The order of CV in some forms in the Northern dialect is the reverse of that in the Southern dialect.

Type(s) of metathesis

Type Status Optionality Position Location
a. CV Diachronic Obligatory Adjacent Root-final

Case types and qualities

Examples

Comparing Northern and Southern dialect, CV metathesis is attested.

Northern Southern  
janka janak 'devil'
nurrku nurruk 'egg'

Conditions

No conditions could be found

Motivations

a. Dench (1990): Nyungar words which look like having undergone a metathesis process are the result of two phonological processes, the general loss of final vowels and an epenthetic insertion resyllabifying a non-permissable syllable coda.

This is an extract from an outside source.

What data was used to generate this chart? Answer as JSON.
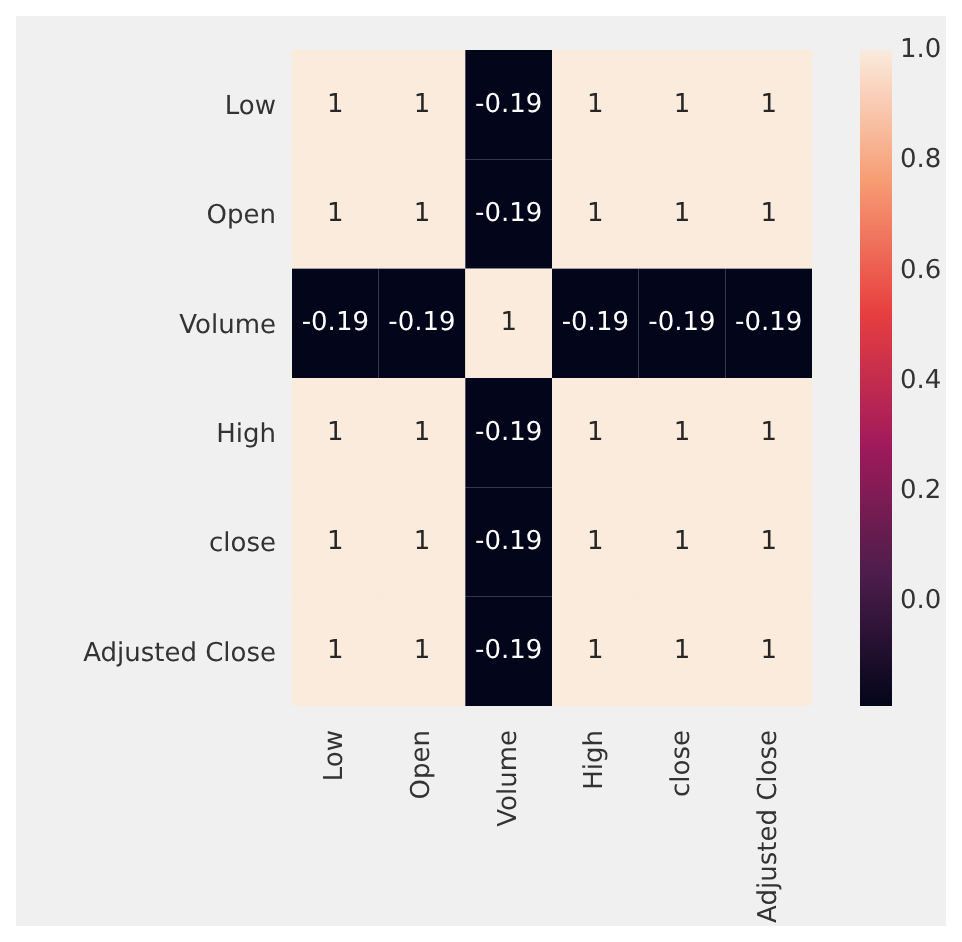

b. Hume (1995): In languages displaying CV metathesis, the avoidance of vowels in weak metrical positions, which can be formalized as the constraint *L (avoid a non-branching rhyme in a weak metrical position), is consistently attested. The crucial and different rankings of *L and No Final Coda account for metathesis alternation in the language. That is, in Northern dialect No Coda dominates *L while the reverse is true in Southern dialect.

Symbols

Comments

Bibliography

  • Dench, Alan. 1990. An Autosegmental Account of Nyungar Metathesis. ms. UWA.
  • Hume, Elizabeth. 1995. Beyond linear order: Prosodic constraints and C/V metathesis. Proceedings of FLSM 6. Indiana Linguistics Club.